The nurse would be correct to request a consultation with a dietitian if the client chooses a meal that includes which food?
- A. Nuts
- B. Milk
- C. Eggs
- D. Liver
Correct Answer: D
Rationale: Liver is high in purines, which increase uric acid levels, worsening gout. Nuts, milk, and eggs are low-purine foods, suitable for a gout diet, necessitating a dietitian consultation for education.
What is the goal of therapy for a child newly diagnosed with scoliosis as explained by the nurse?
- A. Limit or stop progression of the curvature of the spine.
- B. Prepare the child for surgical correction at a later date.
- C. Minimize the complications of prolonged immobilization.
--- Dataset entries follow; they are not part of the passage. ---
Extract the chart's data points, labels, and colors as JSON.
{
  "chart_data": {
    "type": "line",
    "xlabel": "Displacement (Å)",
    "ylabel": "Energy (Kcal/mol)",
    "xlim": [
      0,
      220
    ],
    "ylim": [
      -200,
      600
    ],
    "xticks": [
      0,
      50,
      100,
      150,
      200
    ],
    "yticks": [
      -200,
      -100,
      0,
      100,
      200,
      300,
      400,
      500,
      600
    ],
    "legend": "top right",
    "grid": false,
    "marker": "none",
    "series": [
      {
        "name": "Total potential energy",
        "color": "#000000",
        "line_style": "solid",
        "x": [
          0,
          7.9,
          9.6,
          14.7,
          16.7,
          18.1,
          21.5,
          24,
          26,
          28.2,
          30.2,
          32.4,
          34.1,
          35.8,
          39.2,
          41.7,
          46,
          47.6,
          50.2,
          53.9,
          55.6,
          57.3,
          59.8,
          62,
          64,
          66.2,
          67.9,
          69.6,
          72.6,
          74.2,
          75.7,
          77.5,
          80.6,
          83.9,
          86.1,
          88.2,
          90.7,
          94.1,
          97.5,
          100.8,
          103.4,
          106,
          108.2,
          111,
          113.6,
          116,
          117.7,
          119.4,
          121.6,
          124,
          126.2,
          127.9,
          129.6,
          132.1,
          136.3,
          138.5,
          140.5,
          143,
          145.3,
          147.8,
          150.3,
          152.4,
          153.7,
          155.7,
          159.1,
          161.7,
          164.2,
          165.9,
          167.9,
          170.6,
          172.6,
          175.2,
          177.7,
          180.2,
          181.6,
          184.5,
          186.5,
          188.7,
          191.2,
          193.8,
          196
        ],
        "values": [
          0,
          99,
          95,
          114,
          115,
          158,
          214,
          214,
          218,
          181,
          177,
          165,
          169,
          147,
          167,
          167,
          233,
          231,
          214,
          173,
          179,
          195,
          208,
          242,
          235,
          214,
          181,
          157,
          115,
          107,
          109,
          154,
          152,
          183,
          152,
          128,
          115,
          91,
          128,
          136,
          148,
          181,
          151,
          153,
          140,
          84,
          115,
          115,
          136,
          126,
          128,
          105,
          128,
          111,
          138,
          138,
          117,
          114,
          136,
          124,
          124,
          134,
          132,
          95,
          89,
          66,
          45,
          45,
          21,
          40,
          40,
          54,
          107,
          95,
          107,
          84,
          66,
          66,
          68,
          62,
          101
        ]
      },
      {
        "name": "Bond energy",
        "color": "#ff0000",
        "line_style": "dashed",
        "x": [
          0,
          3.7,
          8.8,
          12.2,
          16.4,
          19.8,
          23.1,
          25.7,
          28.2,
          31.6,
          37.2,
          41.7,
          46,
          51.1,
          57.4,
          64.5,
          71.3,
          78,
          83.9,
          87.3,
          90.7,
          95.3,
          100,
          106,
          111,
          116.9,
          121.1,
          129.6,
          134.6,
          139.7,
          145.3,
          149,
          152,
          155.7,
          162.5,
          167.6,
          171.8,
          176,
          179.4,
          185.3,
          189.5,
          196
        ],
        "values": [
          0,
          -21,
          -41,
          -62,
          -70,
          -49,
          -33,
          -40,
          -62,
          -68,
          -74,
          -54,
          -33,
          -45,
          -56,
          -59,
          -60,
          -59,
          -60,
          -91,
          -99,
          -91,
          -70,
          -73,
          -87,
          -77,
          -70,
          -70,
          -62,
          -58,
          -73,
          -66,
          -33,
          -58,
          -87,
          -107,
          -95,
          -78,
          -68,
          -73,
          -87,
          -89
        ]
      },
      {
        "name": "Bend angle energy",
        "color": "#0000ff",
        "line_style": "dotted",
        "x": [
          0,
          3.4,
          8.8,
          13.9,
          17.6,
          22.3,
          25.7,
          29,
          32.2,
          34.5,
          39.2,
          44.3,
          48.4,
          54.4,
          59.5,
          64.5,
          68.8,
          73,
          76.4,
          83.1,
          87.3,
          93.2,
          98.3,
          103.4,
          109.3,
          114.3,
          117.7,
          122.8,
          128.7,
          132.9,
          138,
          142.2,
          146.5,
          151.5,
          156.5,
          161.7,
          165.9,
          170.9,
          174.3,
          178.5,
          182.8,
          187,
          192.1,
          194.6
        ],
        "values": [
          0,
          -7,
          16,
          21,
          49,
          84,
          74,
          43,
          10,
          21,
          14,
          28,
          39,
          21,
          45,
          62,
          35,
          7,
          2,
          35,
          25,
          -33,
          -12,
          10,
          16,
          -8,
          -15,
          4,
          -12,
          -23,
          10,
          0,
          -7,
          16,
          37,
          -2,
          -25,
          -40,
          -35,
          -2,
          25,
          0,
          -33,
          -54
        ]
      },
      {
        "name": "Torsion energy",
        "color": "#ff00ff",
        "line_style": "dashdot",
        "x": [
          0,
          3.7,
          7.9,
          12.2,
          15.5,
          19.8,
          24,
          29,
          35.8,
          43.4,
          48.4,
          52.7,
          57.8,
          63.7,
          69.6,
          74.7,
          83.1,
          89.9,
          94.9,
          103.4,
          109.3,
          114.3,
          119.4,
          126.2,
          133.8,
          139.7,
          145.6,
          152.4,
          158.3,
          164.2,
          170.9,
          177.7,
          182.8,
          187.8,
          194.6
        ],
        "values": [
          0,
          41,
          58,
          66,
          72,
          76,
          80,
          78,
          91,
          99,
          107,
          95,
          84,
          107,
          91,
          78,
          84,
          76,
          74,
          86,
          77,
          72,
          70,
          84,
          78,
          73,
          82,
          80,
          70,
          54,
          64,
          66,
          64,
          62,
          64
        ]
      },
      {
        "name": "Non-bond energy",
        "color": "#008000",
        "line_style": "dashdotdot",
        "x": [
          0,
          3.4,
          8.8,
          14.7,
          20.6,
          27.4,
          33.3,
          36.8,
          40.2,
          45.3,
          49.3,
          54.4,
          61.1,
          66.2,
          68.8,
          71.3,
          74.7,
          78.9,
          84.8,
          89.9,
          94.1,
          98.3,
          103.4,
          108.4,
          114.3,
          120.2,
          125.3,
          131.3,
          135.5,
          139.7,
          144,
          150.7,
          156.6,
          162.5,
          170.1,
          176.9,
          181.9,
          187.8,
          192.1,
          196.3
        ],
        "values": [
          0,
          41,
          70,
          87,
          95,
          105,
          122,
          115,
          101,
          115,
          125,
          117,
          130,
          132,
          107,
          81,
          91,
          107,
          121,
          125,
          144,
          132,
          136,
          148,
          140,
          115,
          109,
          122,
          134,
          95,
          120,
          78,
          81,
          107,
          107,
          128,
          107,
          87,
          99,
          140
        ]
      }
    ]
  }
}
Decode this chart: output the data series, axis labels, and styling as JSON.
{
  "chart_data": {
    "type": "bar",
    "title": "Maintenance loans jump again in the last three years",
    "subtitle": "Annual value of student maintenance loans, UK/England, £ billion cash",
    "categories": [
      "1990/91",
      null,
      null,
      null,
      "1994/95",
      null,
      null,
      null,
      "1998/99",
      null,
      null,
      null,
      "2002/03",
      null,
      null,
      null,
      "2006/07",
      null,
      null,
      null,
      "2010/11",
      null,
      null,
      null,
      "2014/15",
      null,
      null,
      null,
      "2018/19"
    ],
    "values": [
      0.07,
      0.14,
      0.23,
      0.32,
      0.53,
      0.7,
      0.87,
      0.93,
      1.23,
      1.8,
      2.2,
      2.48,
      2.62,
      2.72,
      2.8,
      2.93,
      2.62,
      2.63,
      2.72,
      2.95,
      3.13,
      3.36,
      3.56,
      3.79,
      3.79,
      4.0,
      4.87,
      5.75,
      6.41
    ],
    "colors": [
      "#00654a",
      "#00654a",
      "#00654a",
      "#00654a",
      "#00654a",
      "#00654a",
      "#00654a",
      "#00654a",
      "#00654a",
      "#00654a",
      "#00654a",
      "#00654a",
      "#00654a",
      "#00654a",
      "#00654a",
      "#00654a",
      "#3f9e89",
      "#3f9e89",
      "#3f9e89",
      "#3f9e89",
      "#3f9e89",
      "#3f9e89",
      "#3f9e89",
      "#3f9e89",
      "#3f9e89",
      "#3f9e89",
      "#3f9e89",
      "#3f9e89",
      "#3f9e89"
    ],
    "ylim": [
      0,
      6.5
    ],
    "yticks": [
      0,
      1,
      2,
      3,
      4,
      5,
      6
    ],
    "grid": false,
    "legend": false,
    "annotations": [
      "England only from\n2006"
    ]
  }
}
- D. Develop a pain management plan to minimize complications.
Correct Answer: A
Rationale: The primary goal of scoliosis treatment is to halt or limit the progression of spinal curvature.
The client just underwent a left THR. After a family member assists the client with repositioning in bed, the client states hearing a 'pop' and has increased pain at the surgical site. Which is the most appropriate initial action by the nurse?
- A. Check the position of the left lower extremity.
- B. Elevate the head of the client's bed.
- C. Adjust the pillow used for abduction.
- D. Administer the prescribed pain medication.
Correct Answer: A
Rationale: A. The nurse's initial action should be to check the extremity's position. Improper movement and repositioning can cause prosthesis dislocation; an audible pop and increased pain are signs of possible dislocation.
Which intervention should the nurse implement for a client with a fractured hip in Buck’s traction?
- A. Assess the insertion sites for signs and symptoms of infection.
- B. Monitor for drainage or odor from under the plaster covering the pins.
- C. Check the condition of the skin beneath the Velcro boot frequently.
- D. Take weights off for one (1) hour every eight (8) hours and as needed.
Correct Answer: C
Rationale: Checking skin under the Velcro boot prevents irritation or breakdown in Buck’s traction. Insertion sites and plaster are for skeletal traction, and weights must remain constant.